Samii also rejected the idea that Trump’s latest delay should be read mainly as a response to pressure from Persian Gulf Arab states. He said the timing was more likely tied to military planning and target selection.

“It has nothing to do with the request of the Arab countries of the Persian Gulf region,” he said. “It has everything to do with machinations and military readiness and coming up with a solution for the targets that they want to hit.”

The danger, analysts say, is that both sides may be using time for very different purposes. Trump may be waiting for better military and economic conditions. Tehran may be trying to stretch the crisis into a war of attrition.

“They think that they are going to run the United States out of the stamina,” Kholdi said.

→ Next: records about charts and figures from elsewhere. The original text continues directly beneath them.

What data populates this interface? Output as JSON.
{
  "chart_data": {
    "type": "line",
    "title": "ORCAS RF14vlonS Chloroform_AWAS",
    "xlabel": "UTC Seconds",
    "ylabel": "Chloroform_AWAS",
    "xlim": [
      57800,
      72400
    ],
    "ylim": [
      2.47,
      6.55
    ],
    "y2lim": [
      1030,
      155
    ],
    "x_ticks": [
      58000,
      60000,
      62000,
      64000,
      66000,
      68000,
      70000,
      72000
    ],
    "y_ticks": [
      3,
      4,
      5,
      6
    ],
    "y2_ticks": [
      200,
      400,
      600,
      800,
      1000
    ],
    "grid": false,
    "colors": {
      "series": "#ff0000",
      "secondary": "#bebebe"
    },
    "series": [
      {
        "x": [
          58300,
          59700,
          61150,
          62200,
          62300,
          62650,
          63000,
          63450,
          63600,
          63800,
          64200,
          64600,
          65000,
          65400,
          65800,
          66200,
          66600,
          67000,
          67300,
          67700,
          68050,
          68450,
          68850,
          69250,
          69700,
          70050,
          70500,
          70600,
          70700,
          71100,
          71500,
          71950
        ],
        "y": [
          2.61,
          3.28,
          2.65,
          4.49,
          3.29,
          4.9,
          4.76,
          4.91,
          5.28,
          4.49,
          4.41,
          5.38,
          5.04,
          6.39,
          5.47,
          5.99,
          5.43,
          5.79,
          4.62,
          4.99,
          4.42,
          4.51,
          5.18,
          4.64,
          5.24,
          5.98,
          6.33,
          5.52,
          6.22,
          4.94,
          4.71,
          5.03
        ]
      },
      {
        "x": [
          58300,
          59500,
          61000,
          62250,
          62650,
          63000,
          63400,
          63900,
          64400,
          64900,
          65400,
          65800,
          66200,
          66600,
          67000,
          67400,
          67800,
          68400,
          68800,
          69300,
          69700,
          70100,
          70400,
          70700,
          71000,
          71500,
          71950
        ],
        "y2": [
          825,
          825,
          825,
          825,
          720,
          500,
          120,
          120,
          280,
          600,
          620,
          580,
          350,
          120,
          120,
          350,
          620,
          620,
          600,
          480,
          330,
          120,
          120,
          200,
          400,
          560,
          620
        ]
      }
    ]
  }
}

For Mandel, that gap in thinking is central to the crisis. American politics operates on elections, markets and public pressure. The Islamic Republic, he said, operates with a far longer and harsher sense of time.

“We're dealing with, trying to say from so many different angles, the calculus that they're making is so different than what ours is,” he said.

That difference may be what makes the current moment especially volatile. Tehran appears to believe threats increase leverage. Washington increasingly risks viewing those same threats as proof diplomacy cannot work.

UN cuts global growth forecast over Iran war shock

May 20, 2026, 03:11 GMT+1

The United Nations cut its global growth forecast to 2.5% for 2026 from an estimated 3% last year, citing higher energy costs and weaker trade linked to the US-Israel war on Iran.

In its latest World Economic Situation and Prospects report, the UN warned that low-income households in developing countries are being hit hardest as rising food and energy prices consume a larger share of spending while wages fail to keep pace.

According to the UN, some of the sharpest economic shocks are being felt in Western Asia, driven not only by higher energy prices but also by infrastructure damage and severe disruptions to oil production, trade and tourism caused by the conflict.